6 - Study on physical, mechanical, morphological and thermal properties of styrene-co-glycidyl methacrylate/fumed silica/clay nanocomposites

Abstract

In this study, the physical, mechanical, morphological, and thermal properties of styrene-co-glycidyl methacrylate/fumed silica/clay (ST-co-GMA-fsi/clay) nanocomposites were investigated. ST-co-GMA-fsi/clay nanocomposites were prepared via condensation polymerization method and the effect of clay's (1.30E) weight percentage on the physical, mechanical, morphological, and thermal properties were examined. ST-co-GMA-fsi/clay nanocomposites were characterized by Fourier transform infrared spectroscopy (FTIR), scanning electron microscopy (SEM), adsorption isotherm (BET), X-ray fluorescence (XRF), thermogravimetric analysis (TGA), and tensile tests. FTIR detected that the peak at 1664cm−1 was attributed to the deformation vibration in the H-O-H groups.
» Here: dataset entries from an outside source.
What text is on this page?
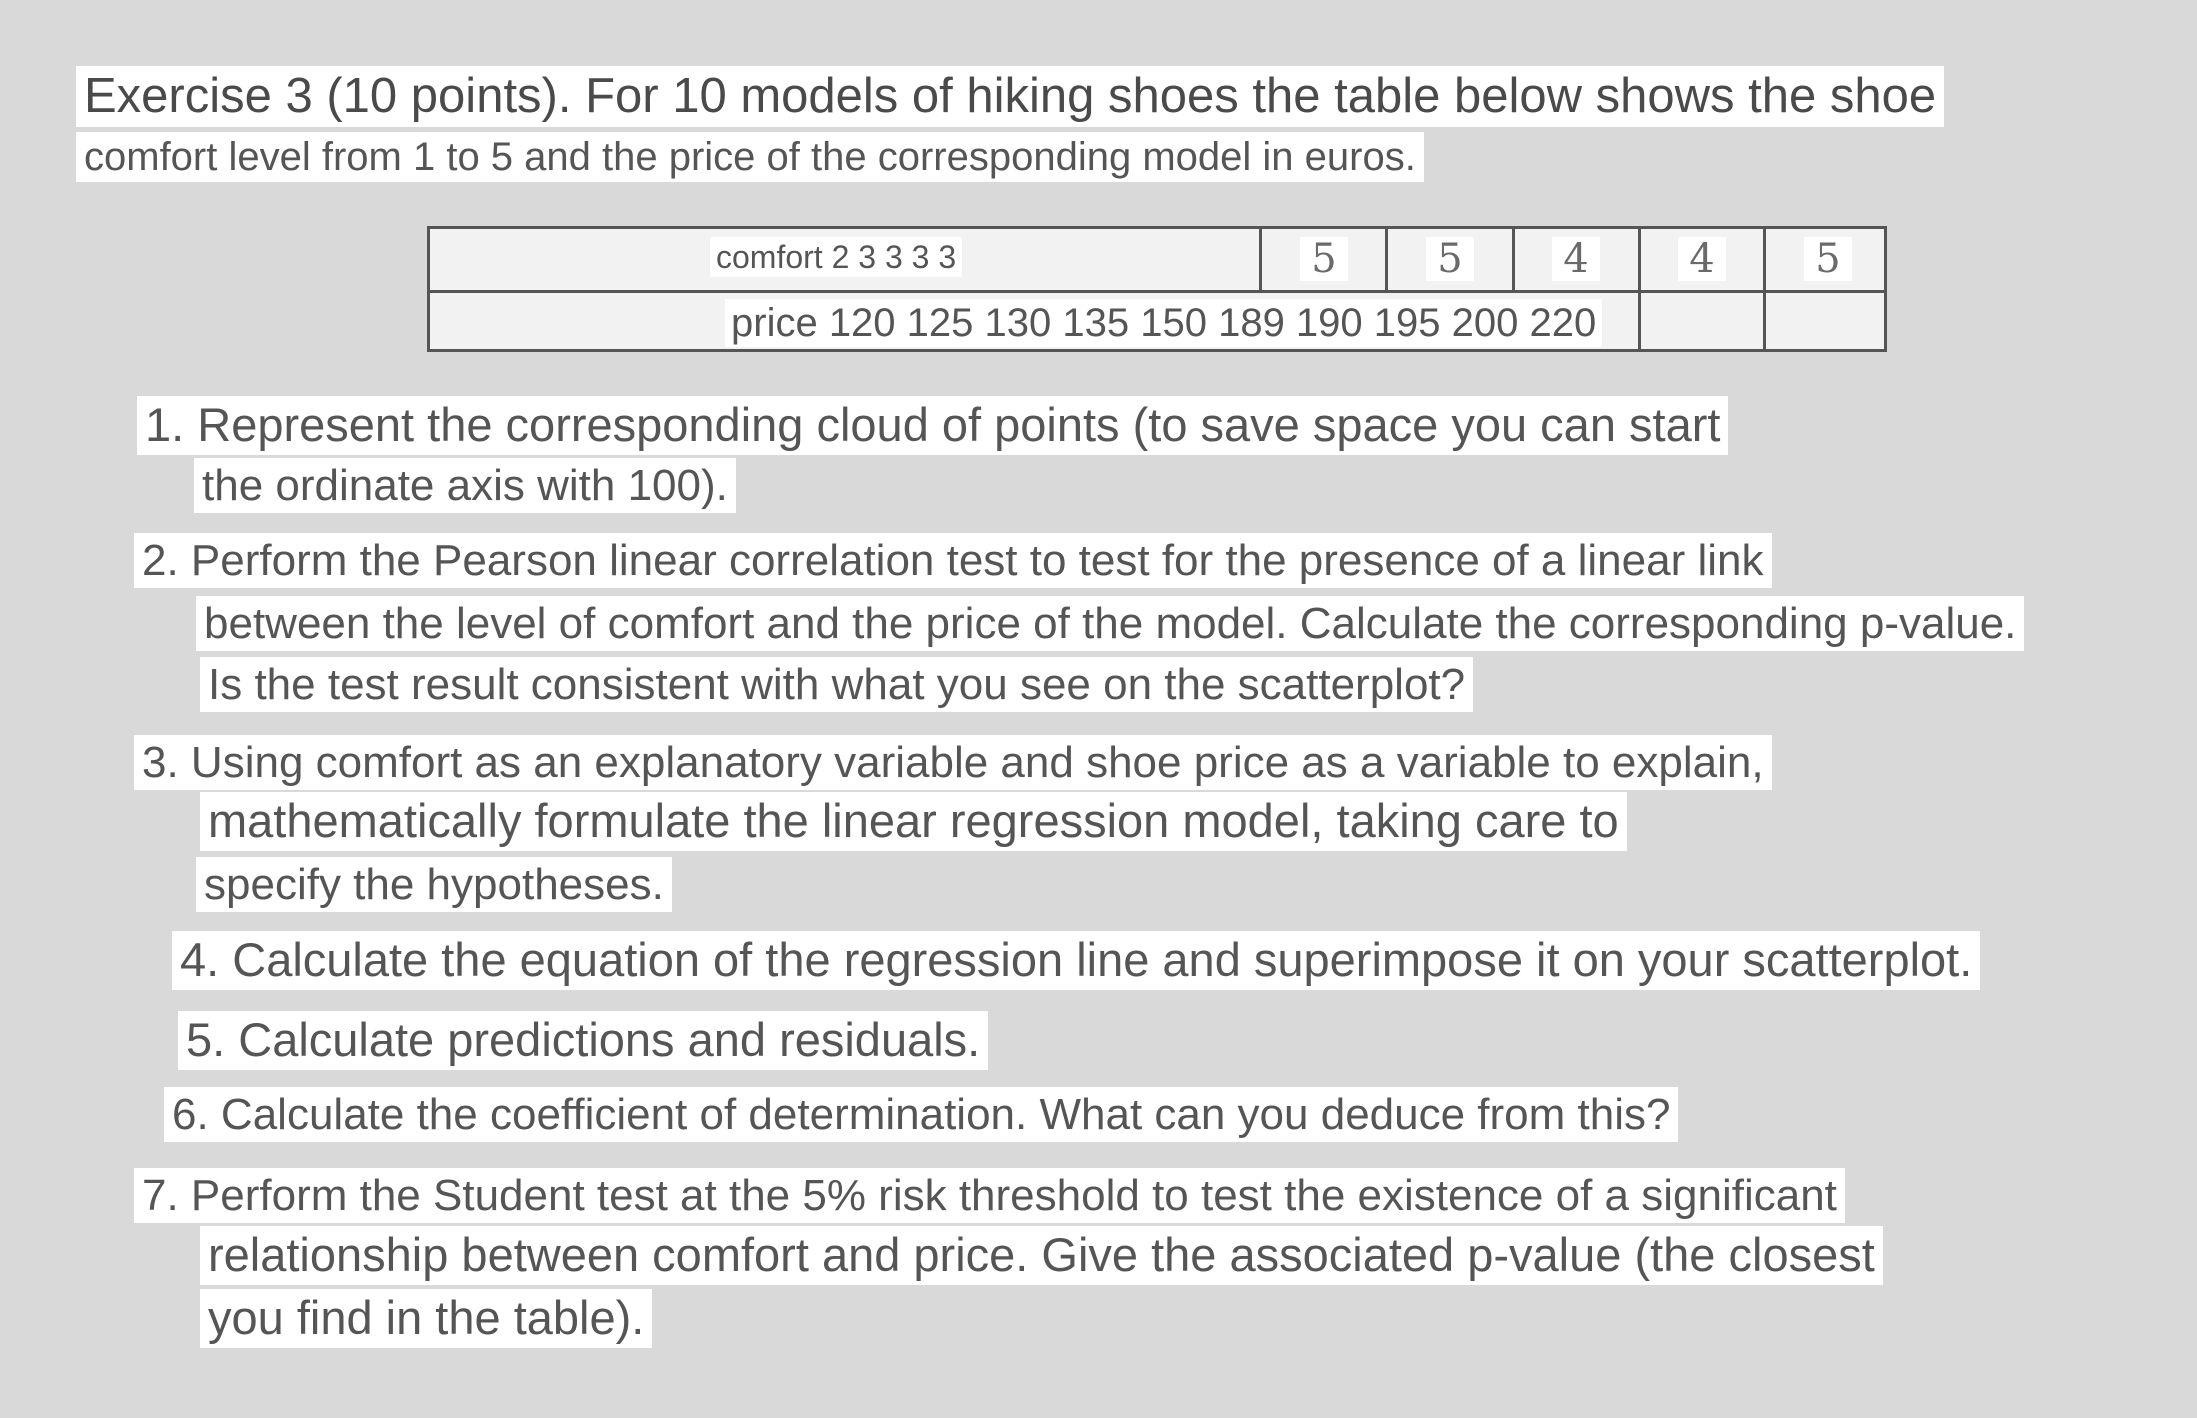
Exercise 3 (10 points). For 10 models of hiking shoes the table below shows the shoe
comfort level from 1 to 5 and the price of the corresponding model in euros.
comfort 2 3 3 3 3	5	5	4	4	5
price 120 125 130 135 150 189 190 195 200 220
1. Represent the corresponding cloud of points (to save space you can start
the ordinate axis with 100).
2. Perform the Pearson linear correlation test to test for the presence of a linear link
between the level of comfort and the price of the model. Calculate the corresponding p-value.
Is the test result consistent with what you see on the scatterplot?
3. Using comfort as an explanatory variable and shoe price as a variable to explain,
mathematically formulate the linear regression model, taking care to
specify the hypotheses.
4. Calculate the equation of the regression line and superimpose it on your scatterplot.
5. Calculate predictions and residuals.
6. Calculate the coefficient of determination. What can you deduce from this?
7. Perform the Student test at the 5% risk threshold to test the existence of a significant
relationship between comfort and price. Give the associated p-value (the closest
you find in the table).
This peak was significant when 1 and 2wt% of clay (1.30E) was added into the ST-co-GMA-fsi nanocomposites. The CC double bond from ST with GMA was indicated by the absorption peak at 1600cm−1. SEM showed that there was good compatibility as well as the well dispersion of 2wt% of clay (1.30E) into ST-co-GMA-fsi. Adsorption isotherm proved that 2wt% of ST-co-GMA-fsi-clay (1.30E) nanocomposite had the highest surface area and average pore volume with smaller pore size. Tensile tests prove that 2wt% of clay (1.30E) provided the best tensile strength and modulus improvement into ST-co-GMA-fsi nanocomposite. TGA of 2wt% of clay (1.30E) was compatible for incorporation into ST-co-GMA-fsi nanocomposite to enhance the thermal properties. Throughout this study, 2wt% of ST-co-GMA-fsi-clay nanocomposites significantly reduced the diffusion of moisture into the nanocomposites and enhanced the compatibility between clay (1.30E) and ST-co-GMA-fsi.